Controversially, she also loves Taylor Swift. “I love Taylor Swift. I liked her more when she came back as an asshole. I’ve always loved her music, always loved her talent, thought she was gorgeous, all that, but she kind of annoyed me when she was like, ‘I have two girls rooms in my apartment and only girls are allowed and I love PJ parties.’ Like, I love a good girls night, but shut up. Then when she came out with ‘Look What You Made Me Do’ shit and took no prisoners, I was like, ‘I’m so on your team.’”

But her ultimate fandom, as you’ll be well aware if you follow her on Instagram, is for Game of Thrones. Schroeder is obsessed; like, really, really obsessed. “My celebrity crush would be Kit Harington or Jason Momoa,” she says. “I saw [Kit] in Craig’s and time stood still. Katie was with me, and I swear to God, it was like he walked by my table in slow motion. I couldn’t speak.” Needless to say, she’s very excited for the final season—”I don’t know who is going to win, but I know I’m not going to like it. I know what I dream of happening won’t happen, because I’m not watching, like, Never Been Kissed. We’re watching some depressing ass dark shit”—but less excited about the fact that the book tour will have her in New York during this Sunday’s premiere. “Do you know how annoyed I am?” she says. “I guess I could watch it on my computer, but that’s not fun. I want to go to a party.”

“I’m 30 and I don’t care.”

By now we’ve been at lunch for nearly two hours, and Schroeder still has one major work engagement for the day: an appearance on Watch What Happens Live. It’s time to order some caffeine, she declares. And that means an espresso martini.

She pulls out her phone to text her cast mate and friend Katie Maloney-Schwartz, who will be her co-guest on the show tonight, mostly to coordinate arrival times. Appearing on Andy Cohen’s show is old hat for Schroeder; she doesn’t get nervous. “I don’t know how many times I’ve done it,” she says. “There have definitely been times when I was shitting my pants, but nowadays I just feel like…I don’t care. I’m 30 and I don’t care.”

Several hours later, dressed in an off-the-shoulder green jumpsuit (“I kind of feel like it makes me look like a Housewife,” she said earlier) in the Bravo Clubhouse, a tiny room in a nondescript office building in TriBeCa, she certainly looks calm and collected, despite the fact that a nerve-wracking episode on which she meets her boyfriend Beau Clark’s mother just aired for the first time and now she has to speak to that experience on live TV.

Clark and Schroeder have been dating for a little under two years, she explains while imparting her love wisdom. “I like to joke with him like, ‘You were a fuckboy.’ And he’s like, ‘So were you.’” she says. “I was into it more, I think. We never had the conversation of, ‘We’re serious now.’ We just felt it. We had five or six months to hang out a lot and form a friendship. It was different than the way I’ve done any other relationship. Before, I was like, ‘First date, now we’re together forever.’ This was different.”

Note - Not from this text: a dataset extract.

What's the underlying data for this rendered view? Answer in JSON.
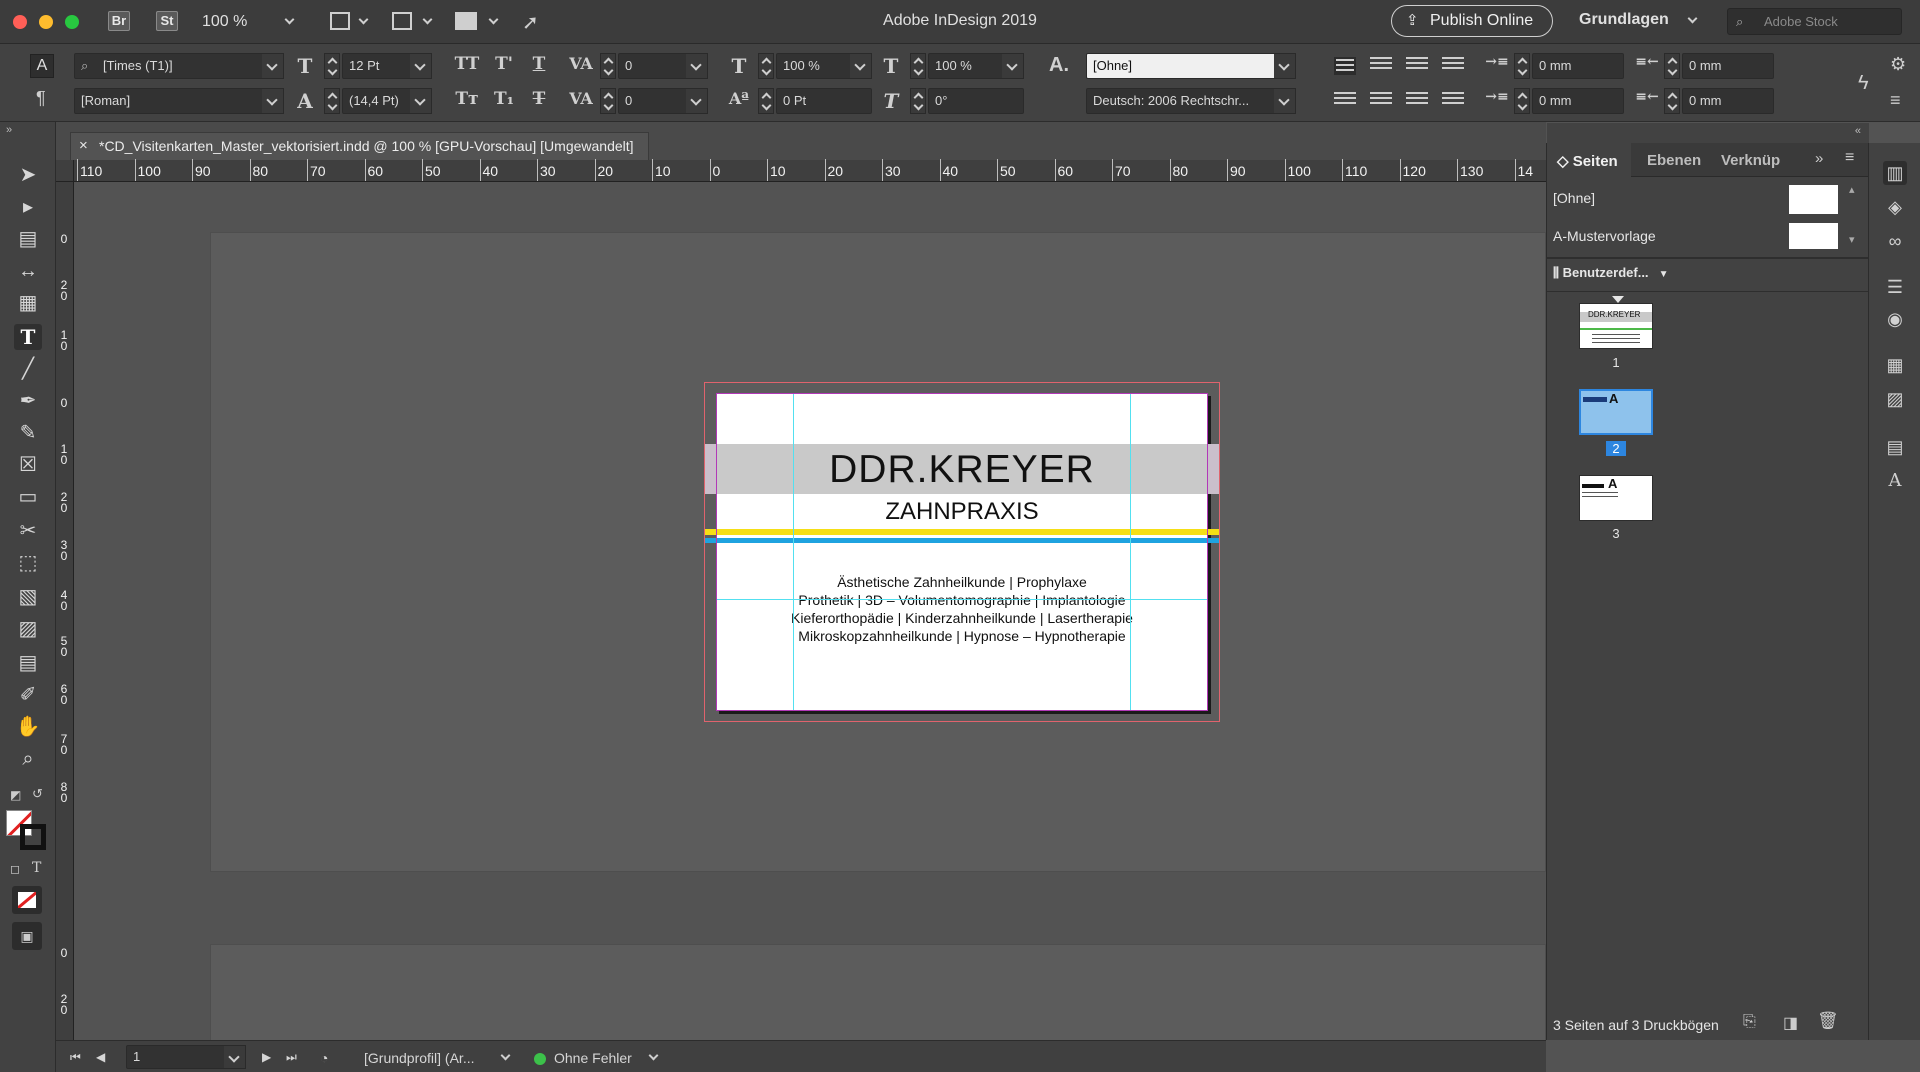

The meeting with his mom went well, and now 1.2 million viewers have also seen it. On the after show, Cohen poses a poll to viewers at home: “Would Stassi make a good daughter-in-law?” (Eighty-five percent voted yes.) He then makes her answer a round of less-than-flattering lightning questions about her ex-boyfriends. “This is like my worst nightmare,” she exclaims, but still manages to play the game without missing a beat. For Schroeder, this is just another day at the office.

Still, I ask, is it weird to have millions of people talking about your friends like they are characters on a television show, and not real-life people?

“No, we talk about it too,” Schroeder says. “We talk like, ‘If Jax fucks up, what is the plan?’ These are conversations I have in real life.” If anything, she almost relishes the meta-irony of it all—in the most basic-bitch way possible, of course. “I send GIFs of myself all the time,” she says, pulling out her phone to prove it. “Even when I first started dating [Beau], I would send my own GIF. He was like, ‘Did you just send yourself?’ And I’m like, ‘Fuck yeah, I did.’ It’s kind of like the ultimate mic drop.”